Alparslan ALTAN, Burhan ÜSTÜN, Serdar ÖZGÜLDÜR, Osman Alifeyyaz PAKSÜT, Recep
KÖMÜRCÜ, Engin YILDIRIM, Nuri NECİPOĞLU, Hicabi DURSUN, Celal Mümtaz AKINCI,
Erdal TERCAN, Muammer TOPAL, M. Emin KUZ, Hasan Tahsin GÖKCAN ve Kadir
ÖZKAYA'nın katılımlarıyla 22.4.2015 tarihinde yapılan ilk inceleme
toplantısında, dosyada eksiklik bulunmadığından işin esasının incelenmesine,
yürürlüğü durdurma talebinin ise esas inceleme aşamasında karara bağlanmasına
OYBİRLİĞİYLE karar verilmiştir.
III- ESASIN İNCELENMESİ
2. Başvuru kararı ve ekleri, Raportör Ayhan KILIÇ tarafından
hazırlanan işin esasına ilişkin rapor, itiraz konusu kanun hükmü, dayanılan
Anayasa kuralları ve bunların gerekçeleri ile diğer yasama belgeleri okunup
incelendikten sonra gereği görüşülüp düşünüldü:
A- Uygulanacak Kural ve Sınırlama Sorunu
3. Anayasa'nın 152. ve 6216 sayılı Anayasa Mahkemesinin Kuruluşu
ve Yargılama Usulleri Hakkında Kanun'un 40. maddelerine göre, bir davaya
bakmakta olan mahkeme, o dava sebebiyle uygulanacak bir kanunun veya kanun
hükmünde kararnamenin hükümlerini Anayasa'ya aykırı görmesi hâlinde veya
taraflardan birinin ileri sürdüğü aykırılık iddiasının ciddi olduğu kanısına
varması durumunda, bu hükmün iptali için Anayasa Mahkemesine başvurmaya
yetkilidir.
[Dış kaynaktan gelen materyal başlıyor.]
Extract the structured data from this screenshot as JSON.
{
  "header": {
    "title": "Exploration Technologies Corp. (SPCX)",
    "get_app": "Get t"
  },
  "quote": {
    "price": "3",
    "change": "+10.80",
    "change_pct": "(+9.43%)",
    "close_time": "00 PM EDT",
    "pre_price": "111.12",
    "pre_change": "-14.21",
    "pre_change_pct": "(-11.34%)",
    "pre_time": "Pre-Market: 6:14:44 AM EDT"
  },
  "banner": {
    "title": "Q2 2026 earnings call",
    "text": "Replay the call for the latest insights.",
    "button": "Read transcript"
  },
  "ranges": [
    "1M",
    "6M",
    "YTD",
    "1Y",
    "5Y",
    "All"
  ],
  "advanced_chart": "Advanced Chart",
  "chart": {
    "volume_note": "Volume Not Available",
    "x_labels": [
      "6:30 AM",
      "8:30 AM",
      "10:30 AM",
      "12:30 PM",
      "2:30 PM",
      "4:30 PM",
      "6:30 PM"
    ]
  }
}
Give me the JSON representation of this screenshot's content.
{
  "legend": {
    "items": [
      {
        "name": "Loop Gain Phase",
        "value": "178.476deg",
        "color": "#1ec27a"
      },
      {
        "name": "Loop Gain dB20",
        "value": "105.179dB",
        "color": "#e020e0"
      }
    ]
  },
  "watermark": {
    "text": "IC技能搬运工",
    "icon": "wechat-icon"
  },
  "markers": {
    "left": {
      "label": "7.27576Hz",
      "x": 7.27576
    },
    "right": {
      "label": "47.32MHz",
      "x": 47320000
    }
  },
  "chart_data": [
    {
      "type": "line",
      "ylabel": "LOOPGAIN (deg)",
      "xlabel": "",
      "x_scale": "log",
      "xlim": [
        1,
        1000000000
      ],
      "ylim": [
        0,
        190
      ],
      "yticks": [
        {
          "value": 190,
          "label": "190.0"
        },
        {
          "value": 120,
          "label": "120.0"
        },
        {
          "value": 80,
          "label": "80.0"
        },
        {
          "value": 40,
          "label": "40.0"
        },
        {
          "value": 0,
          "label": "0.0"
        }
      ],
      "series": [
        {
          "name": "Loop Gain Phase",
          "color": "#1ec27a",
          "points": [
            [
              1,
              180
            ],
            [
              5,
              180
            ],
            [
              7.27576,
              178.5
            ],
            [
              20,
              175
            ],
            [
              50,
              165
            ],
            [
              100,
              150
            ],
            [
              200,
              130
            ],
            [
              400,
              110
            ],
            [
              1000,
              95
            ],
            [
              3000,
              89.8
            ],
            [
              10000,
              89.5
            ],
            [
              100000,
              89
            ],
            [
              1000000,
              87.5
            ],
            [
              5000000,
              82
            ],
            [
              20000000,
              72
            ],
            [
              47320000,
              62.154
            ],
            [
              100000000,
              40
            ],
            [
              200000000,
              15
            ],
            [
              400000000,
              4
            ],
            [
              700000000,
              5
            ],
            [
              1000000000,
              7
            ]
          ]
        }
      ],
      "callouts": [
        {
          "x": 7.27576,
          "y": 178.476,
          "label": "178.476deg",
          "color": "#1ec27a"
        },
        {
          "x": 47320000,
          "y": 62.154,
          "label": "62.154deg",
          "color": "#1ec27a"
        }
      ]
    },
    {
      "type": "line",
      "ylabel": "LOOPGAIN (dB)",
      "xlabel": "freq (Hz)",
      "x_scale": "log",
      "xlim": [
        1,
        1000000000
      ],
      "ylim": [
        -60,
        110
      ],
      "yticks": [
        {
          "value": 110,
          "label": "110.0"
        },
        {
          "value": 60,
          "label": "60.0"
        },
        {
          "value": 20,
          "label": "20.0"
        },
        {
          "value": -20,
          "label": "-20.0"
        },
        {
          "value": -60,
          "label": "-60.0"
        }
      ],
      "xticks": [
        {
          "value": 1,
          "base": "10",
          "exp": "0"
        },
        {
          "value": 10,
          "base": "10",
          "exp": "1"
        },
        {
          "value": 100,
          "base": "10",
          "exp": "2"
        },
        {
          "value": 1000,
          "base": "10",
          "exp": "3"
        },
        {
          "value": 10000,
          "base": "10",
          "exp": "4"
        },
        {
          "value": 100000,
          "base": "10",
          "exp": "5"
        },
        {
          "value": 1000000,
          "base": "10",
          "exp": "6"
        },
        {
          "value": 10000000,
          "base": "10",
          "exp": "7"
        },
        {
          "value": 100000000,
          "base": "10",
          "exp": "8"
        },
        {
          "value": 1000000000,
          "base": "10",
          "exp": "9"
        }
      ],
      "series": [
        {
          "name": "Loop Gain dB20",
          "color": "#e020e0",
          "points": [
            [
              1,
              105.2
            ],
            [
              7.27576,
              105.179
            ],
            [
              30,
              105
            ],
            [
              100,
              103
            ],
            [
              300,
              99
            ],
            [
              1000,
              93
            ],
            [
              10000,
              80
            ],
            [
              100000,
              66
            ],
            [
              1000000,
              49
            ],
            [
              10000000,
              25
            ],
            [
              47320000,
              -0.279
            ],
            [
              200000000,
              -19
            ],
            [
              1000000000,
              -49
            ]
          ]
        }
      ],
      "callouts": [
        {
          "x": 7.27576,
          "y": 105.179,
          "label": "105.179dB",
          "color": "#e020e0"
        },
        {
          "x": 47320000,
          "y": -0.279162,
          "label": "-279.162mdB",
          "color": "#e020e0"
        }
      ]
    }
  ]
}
Ancak, bu kurallar uyarınca bir mahkemenin Anayasa Mahkemesine
başvurabilmesi için, elinde yöntemince açılmış ve mahkemenin görevine giren bir
davanın bulunması, iptali istenen kuralın da o davada uygulanacak olması gerekmektedir. Uygulanacak kanun kuralları,
davanın değişik evrelerinde ortaya çıkan sorunların çözümünde ve davayı
sonuçlandırmada olumlu ya da olumsuz yönde etki yapacak nitelikte bulunan
kurallardır.
4. 3402 sayılı Kanun'un 46. maddesinin itiraz konusu üçüncü
fıkrası, Kanun'un yürürlüğe girdiği tarihte Hazinenin mülkiyetinden çıkmış
bulunan taşınmazlar ile kamu hizmetine tahsis edilmiş olan taşınmazları,
birinci fıkrayla getirilen, "766 ve 4753 sayılı Kanunlar uyarınca
Hazine adına kaydedilen taşınmaz mallardan toprak tevzii suretiyle çiftçilere
verilmeyenlerin, bu Kanun hükümlerine göre doğan iktisap şartlarına istinaden
zilyetleri adına tespit ve tescil imkânı" ile ikinci fıkrasıyla
öngörülen, "Hazine adına tescil edilmiş taşınmaz mallardan iskân suretiyle
veya toprak tevzii suretiyle verilen yerlerin (işlemleri tamamlanmamış olsa
dahi) başka bir şart aranmaksızın, hak sahipleri adına tespit ve tescil imkanı"nın
kapsamı dışında bırakmaktadır.
5. İtiraz yoluna başvuran Mahkemede bakılmakta olan davada
uyuşmazlığın konusunu, Kanun'un yürürlüğe girdiği tarihten önce kamu hizmetine
tahsis edilen taşınmaz oluşturmaktadır. Dolayısıyla itiraz konusu kuralda yer
alan ".Hazinenin mülkiyetinden çıkmış bulunan veya ." ibaresinin
uyuşmazlıkta uygulanma kabiliyeti bulunmamaktadır.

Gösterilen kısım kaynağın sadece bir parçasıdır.